Hair loss editorial
Heads you loseBy Jonathan Moules
“Baldy! Slaphead! Spam!” How we laughed at those chrome-domed adults when we were mop-headed teenagers.
Kids can be cruel. Pulling up our thick fringes and smacking our palms against our bare foreheads whenever a man with a receding hairline passed us in the street seemed so funny at the time.
The leader of one local youth group, who from recollection appeared to have lost his hair at a disconcertingly early age, was nicknamed Grandad.
Mr Porter, a French teacher at my school who had the misfortune of having a puny frame as well as a smooth head, was once pinned to the wall by a gang of boys in the top year and had the word “Spam” scrawled in Biro across his head.
But fate is a fickle creature and retribution sometimes comes to those that mock.
I had not even got to the end of my twenties when, standing in one of those restaurant toilets where the mirrors face one another, I first noticed the thinning at the back of my head.
At first I would try to ignore it, hoping that it was a trick of the light.
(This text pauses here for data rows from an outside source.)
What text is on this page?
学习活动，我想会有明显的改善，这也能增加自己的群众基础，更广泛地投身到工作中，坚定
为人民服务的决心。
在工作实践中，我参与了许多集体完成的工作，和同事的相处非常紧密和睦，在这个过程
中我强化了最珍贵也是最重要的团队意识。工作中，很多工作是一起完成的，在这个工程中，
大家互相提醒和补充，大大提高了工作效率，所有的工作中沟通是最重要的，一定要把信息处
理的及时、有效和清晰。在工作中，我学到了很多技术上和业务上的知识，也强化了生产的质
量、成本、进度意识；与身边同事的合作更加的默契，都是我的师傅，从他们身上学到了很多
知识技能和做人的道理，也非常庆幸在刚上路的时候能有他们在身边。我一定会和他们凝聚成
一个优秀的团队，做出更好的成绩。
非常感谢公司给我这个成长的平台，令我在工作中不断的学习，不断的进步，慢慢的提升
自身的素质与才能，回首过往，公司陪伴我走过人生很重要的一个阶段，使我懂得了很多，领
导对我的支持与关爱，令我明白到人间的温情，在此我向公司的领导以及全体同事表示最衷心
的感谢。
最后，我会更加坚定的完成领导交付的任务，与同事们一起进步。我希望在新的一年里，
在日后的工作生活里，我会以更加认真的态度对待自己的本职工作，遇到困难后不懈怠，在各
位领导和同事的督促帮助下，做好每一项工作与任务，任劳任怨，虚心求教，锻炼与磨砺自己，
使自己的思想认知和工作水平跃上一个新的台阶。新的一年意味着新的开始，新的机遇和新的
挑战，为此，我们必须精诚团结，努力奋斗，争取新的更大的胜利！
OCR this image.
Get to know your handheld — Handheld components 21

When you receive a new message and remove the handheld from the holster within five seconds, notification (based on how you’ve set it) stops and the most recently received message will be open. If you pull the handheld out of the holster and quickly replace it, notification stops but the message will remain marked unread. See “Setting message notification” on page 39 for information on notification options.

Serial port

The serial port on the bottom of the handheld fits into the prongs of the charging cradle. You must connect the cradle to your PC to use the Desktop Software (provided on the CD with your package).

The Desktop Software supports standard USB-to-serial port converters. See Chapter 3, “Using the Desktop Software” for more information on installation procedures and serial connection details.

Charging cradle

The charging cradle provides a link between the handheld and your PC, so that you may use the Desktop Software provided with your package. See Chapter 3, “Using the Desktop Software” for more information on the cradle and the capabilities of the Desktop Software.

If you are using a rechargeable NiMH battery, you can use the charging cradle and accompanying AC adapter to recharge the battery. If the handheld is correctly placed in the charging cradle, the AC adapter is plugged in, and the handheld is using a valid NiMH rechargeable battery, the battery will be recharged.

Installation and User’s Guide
This delusion was shattered when I happened to comment to a female friend about an acquaintance who was losing his locks. “You’re a fine one to talk,” she shot back.
Hair loss is one of society’s last legitimate targets for ridicule and prejudice, alongside being ginger. You cannot help but feel sorry for Neil Kinnock.
Part of the problem is a lack of solidarity among the hairless. Elton John might be proud to be gay, but he has spent untold amounts of money having his thinning crown replanted because of the shame of a hairless head.